State and local briefly

Posted: Tuesday, January 18, 2000

Village needs fire truck replacement

UNALASKA - The Pribilof Island village of Saint Paul is working toward getting an emergency airlift of a fire truck to replace one that was damaged in last month's fatal house fire.

Insufficient fire protection is yet another problem for a community that was hit hard by the collapse of the Bering Sea snow crab fishery and the worst winter weather in decades.

City Manager John Merculief said the city's only fire truck is in rough shape after the fire that killed Irene Suskuk and her three young children in the Russian Orthodox church parsonage in December.
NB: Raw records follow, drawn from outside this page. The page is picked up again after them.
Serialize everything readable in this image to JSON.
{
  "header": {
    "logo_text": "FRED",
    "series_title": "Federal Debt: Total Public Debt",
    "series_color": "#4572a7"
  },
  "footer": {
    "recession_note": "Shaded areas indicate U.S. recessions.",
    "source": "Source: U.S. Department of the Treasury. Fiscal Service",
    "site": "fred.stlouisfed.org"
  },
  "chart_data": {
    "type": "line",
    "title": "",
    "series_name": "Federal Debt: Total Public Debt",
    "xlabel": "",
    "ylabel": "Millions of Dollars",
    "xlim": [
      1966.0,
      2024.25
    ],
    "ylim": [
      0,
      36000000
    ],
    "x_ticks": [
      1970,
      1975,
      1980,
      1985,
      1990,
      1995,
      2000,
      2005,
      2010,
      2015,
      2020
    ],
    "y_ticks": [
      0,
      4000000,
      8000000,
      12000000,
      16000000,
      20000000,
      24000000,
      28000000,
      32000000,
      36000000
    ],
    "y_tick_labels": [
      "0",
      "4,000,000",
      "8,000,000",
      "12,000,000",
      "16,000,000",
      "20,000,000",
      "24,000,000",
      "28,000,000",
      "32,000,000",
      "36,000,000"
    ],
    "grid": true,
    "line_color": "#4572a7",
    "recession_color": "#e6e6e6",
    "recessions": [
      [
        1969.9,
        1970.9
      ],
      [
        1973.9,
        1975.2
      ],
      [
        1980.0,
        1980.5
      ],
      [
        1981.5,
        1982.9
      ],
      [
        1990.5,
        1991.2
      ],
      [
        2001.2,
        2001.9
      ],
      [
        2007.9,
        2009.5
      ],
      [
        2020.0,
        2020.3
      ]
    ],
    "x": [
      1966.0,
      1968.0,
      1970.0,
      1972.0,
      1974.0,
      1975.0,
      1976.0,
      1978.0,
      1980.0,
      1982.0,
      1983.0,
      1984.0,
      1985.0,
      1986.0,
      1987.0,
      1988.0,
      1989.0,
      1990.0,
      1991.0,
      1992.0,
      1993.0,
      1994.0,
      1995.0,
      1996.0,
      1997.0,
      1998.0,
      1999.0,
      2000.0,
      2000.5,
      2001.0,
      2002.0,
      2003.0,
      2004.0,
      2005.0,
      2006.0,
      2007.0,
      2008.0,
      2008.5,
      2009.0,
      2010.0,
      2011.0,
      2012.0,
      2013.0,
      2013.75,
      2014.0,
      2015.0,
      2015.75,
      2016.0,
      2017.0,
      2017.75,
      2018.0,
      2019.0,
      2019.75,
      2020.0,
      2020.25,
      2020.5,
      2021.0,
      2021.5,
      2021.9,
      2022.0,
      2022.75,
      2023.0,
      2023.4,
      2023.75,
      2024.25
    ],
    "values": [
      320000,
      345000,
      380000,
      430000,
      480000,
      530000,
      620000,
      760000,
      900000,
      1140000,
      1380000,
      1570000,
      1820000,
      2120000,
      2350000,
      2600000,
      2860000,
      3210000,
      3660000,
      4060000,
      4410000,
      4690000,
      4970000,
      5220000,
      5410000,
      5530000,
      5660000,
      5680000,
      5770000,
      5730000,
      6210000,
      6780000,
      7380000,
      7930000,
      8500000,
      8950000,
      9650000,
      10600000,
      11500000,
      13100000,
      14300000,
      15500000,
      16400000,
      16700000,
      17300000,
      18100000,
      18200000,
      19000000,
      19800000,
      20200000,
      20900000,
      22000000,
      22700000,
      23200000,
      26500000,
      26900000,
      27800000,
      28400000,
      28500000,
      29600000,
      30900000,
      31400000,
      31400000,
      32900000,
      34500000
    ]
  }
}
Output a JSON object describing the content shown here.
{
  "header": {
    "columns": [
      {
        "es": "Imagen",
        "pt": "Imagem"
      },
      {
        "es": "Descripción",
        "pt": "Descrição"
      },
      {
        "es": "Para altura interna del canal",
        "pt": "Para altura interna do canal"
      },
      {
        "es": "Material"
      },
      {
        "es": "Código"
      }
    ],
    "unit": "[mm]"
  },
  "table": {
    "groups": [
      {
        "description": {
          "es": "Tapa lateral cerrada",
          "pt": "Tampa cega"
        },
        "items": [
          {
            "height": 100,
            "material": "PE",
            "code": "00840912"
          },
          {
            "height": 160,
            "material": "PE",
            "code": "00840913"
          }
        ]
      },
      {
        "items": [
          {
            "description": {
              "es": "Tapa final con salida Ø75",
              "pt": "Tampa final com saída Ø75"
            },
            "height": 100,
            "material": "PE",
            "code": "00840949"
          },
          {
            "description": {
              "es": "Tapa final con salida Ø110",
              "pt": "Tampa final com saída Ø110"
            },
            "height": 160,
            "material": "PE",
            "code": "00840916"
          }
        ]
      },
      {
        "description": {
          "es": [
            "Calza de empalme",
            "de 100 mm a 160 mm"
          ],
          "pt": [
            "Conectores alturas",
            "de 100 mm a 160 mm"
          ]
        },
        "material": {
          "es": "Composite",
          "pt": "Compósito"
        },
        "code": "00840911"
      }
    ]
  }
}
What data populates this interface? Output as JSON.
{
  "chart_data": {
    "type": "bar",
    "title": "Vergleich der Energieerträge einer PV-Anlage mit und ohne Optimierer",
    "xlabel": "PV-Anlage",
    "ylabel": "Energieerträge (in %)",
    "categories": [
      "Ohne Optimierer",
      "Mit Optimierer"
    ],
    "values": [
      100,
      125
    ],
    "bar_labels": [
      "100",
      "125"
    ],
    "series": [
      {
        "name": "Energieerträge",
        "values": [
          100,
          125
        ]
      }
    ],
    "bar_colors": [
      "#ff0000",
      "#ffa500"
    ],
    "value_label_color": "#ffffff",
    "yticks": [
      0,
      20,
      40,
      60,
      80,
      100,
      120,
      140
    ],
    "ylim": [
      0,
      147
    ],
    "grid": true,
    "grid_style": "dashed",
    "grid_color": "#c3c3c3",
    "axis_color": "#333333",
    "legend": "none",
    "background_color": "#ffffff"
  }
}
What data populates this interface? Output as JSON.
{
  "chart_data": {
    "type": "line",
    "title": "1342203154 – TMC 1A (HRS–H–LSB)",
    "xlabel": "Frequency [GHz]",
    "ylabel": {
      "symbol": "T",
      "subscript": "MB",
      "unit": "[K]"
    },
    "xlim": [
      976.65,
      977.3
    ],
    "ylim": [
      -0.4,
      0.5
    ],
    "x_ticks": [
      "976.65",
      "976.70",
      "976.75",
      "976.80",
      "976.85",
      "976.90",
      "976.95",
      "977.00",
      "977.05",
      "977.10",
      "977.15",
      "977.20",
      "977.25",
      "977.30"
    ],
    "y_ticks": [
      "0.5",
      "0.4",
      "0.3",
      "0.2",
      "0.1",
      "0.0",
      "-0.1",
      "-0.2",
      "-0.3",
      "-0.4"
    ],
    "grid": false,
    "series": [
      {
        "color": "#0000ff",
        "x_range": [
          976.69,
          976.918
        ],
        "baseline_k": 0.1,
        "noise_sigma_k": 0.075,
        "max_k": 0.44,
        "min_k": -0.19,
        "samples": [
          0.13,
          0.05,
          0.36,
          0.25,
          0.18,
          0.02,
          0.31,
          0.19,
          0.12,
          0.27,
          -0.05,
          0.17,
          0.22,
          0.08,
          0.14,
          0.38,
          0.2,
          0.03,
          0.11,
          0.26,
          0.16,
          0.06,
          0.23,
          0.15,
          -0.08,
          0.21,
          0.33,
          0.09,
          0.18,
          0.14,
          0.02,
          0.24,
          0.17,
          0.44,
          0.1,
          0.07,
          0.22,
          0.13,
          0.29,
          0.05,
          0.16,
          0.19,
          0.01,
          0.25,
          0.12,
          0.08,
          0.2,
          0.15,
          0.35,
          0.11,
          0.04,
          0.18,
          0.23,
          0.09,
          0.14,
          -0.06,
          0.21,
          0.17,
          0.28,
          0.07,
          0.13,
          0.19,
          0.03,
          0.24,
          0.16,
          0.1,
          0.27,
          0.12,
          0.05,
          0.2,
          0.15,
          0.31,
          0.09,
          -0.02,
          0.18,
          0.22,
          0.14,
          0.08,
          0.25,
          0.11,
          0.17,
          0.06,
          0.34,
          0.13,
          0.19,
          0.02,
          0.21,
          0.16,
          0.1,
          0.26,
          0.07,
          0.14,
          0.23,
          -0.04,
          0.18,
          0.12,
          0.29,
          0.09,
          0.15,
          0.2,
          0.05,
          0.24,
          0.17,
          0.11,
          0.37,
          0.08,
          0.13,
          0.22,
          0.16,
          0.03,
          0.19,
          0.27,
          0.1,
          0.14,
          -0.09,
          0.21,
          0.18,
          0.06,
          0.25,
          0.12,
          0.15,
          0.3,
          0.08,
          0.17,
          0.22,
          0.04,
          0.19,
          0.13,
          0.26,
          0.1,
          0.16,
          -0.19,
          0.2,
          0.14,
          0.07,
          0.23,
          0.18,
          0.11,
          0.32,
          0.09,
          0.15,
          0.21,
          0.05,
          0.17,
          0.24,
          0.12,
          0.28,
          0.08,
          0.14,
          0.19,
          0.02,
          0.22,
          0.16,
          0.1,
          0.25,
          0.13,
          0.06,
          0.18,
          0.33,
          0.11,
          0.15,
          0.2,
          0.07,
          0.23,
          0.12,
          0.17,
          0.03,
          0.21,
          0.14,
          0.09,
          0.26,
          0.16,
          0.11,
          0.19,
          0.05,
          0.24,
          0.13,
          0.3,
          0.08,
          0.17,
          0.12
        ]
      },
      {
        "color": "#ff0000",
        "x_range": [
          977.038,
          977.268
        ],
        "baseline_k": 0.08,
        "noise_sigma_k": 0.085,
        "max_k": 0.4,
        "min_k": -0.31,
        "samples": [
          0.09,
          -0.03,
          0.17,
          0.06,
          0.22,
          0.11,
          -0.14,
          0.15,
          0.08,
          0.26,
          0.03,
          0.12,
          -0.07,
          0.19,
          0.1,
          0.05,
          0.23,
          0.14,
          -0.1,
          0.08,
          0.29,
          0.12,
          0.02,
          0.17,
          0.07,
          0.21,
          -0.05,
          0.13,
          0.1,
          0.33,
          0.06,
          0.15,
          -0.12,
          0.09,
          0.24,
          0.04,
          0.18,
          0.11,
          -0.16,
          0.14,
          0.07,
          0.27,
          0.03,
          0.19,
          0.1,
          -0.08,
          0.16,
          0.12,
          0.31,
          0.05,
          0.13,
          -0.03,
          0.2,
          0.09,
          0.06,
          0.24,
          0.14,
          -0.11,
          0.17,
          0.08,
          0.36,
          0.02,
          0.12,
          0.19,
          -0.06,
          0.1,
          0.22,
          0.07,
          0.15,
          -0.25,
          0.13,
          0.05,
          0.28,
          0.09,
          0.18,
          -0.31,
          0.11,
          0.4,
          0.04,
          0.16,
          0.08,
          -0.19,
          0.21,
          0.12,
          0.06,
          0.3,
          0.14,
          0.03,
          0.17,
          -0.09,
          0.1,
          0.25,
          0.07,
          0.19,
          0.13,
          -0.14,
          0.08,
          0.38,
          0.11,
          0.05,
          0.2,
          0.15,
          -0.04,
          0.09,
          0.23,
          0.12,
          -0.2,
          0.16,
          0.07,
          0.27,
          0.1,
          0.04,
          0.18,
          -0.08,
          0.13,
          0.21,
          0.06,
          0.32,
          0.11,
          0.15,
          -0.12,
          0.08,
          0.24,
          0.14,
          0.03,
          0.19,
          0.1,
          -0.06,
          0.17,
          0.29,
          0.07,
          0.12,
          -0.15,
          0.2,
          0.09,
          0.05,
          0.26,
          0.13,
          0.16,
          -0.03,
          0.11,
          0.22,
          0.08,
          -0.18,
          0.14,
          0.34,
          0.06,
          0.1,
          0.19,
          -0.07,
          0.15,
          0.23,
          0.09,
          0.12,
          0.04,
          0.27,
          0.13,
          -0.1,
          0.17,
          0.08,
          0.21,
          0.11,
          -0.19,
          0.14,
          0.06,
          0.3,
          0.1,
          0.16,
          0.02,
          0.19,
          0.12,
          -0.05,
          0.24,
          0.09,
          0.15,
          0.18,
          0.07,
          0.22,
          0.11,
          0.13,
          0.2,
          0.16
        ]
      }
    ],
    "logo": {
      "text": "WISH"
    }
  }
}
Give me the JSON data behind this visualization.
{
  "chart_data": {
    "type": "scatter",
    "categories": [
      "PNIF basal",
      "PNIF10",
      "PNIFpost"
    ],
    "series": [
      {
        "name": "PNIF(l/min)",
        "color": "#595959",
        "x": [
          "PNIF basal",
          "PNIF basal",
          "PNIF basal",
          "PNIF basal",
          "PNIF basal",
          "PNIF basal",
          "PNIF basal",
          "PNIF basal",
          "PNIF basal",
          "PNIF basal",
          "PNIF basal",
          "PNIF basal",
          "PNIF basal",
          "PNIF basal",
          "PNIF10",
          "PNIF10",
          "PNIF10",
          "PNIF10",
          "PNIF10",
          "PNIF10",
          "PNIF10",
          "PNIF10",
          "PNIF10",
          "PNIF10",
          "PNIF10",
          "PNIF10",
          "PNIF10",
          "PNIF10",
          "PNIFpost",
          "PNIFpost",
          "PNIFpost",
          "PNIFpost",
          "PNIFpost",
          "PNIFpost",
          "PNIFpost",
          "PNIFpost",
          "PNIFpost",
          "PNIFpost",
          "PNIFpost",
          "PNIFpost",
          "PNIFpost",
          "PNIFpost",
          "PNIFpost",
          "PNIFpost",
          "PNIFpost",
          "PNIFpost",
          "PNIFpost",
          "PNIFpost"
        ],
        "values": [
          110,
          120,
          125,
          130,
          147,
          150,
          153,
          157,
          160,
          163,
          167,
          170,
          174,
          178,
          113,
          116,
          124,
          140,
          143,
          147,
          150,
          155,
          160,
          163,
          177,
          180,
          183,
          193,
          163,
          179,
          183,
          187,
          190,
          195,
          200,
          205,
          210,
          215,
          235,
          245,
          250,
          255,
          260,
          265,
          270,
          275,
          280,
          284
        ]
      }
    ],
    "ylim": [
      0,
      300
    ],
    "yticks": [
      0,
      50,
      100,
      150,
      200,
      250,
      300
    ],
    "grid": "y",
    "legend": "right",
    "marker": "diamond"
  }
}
St. Paul has located a used fire truck in Eugene, Ore. Merculief is hoping that the Coast Guard or the Alaska Air National Guard will fly the fire engine to the island in a C-130 transport plane because the harbor is iced in.

The fire truck's water tank was damaged, and the vehicle's motor is not working properly after 12 hours of pumping in a blizzard the week before Christmas.

Merculief said the city doesn't dare try to make any major repairs in case a fire breaks out with a disassembled fire truck unable to respond. St. Paul can't afford a $90,000 commercial air freight bill - especially with the city seeking a state disaster declaration because of the crash of the snow crab fishery, Merculief said.

The fire hazards have increased with the arrival colder weather, especially with residents using heat tape to prevent pipes from freezing in subzero temperatures. The lack of qualified heating technicians adds to the village's problems of keeping warm, with the village experiencing what Merculief calls the coldest winter since the mid-1970s. He was reporting wind-chills to 47 degrees below zero.

St. Paul is a major Bering Sea crab processing and vessel service hub, and the snow crab fishery alone accounts for 70 percent of local revenues, Merculief said.

The fishery has been postponed until at least April 1 because of sea ice covering much of the crab grounds.

The community has enough fuel to get through the winter, but the delay of crab fishing means fewer jobs to help residents buy heating oil at $1.78 a gallon.